Obama’s Latest Foreign Policy Blunders

President Obama’s visit to Burma revealed once again some of his weaknesses as a world leader. Nile Gardiner sizes up Obama’s performance:

It is only two weeks since his re-election, and his second term remains two months away, but Barack Obama is already blundering again on the world stage, with the kind of gaffes that would have been plastered on the front page of The New York Times if they had been committed by George W. Bush when he was in the White House. …

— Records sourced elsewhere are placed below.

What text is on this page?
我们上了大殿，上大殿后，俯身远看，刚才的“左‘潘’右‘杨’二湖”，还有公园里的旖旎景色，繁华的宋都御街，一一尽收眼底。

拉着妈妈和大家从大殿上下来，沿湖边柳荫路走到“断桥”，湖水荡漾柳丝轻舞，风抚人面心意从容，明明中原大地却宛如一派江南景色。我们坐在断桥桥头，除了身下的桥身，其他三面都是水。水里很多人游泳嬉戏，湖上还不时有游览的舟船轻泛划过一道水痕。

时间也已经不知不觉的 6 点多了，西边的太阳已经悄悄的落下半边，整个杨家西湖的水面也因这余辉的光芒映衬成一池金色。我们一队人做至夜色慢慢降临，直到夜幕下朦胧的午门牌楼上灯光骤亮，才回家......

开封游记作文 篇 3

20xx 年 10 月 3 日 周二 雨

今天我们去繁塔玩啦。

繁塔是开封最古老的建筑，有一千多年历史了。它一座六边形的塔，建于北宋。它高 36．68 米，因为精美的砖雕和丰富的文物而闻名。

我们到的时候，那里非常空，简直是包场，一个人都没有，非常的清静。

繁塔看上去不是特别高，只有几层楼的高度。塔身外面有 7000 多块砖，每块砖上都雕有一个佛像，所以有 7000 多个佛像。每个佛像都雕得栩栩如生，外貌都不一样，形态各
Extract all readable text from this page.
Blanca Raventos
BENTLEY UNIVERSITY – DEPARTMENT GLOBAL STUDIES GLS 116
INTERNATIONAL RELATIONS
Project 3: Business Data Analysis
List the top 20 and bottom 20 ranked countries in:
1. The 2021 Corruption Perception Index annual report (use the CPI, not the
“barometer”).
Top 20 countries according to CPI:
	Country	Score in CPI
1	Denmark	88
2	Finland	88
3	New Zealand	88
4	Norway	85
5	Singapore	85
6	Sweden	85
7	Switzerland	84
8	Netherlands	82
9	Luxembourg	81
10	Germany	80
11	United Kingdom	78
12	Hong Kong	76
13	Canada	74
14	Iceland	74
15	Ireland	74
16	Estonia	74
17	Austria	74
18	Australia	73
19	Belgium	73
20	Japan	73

On his trip to Asia this week, President Obama struggled to pronounce the name of Aung San Suu Kyi, the most prominent human rights activist in the world. As The Associated Press reports:

As Obama stood next to the world’s most recognized democracy icon, he mispronounced her name repeatedly.
Ever gracious, Suu Kyi did not correct her American guest for calling her Aung YAN Suu Kyi multiple times during his statement to reporters after their meeting.
Proper pronunciation for the Nobel laureate’s name is Ahng Sahn Soo Chee.

Obama also “botched” his greeting of Burma’s new president, according to the AP.

Obama’s next mistake was more substantive:

In addition, as The Weekly Standard notes, Obama was quick to use the Burmese regime’s preferred word “Myanmar”, to describe Burma, which is not the term officially used by the US government, or by Burma’s opposition activists. …

It is rather embarrassing, as well as sad, that the leader of the free world can’t even pronounce the name of the most famous human rights activist on the planet. Or that he is so quick to appease Burma’s authoritarian regime by calling it “Myanmar”. Barack Obama’s gaffes demonstrate not only a marked lack of attention to detail and a high degree of amateurishness on the part of the White House, but also a disturbing willingness to curry favour with unsavoury regimes.

I think the key here is lack of attention to detail, or, as I would put it, laziness. How many hours did Obama have on the flight to Burma to learn how to pronounce the names of the human rights activist and president whom he was scheduled to meet? Plenty. Yet he was too indifferent to get the job done. Having wrapped up his re-election campaign, Obama is finished with the only part of being president in which he takes much interest.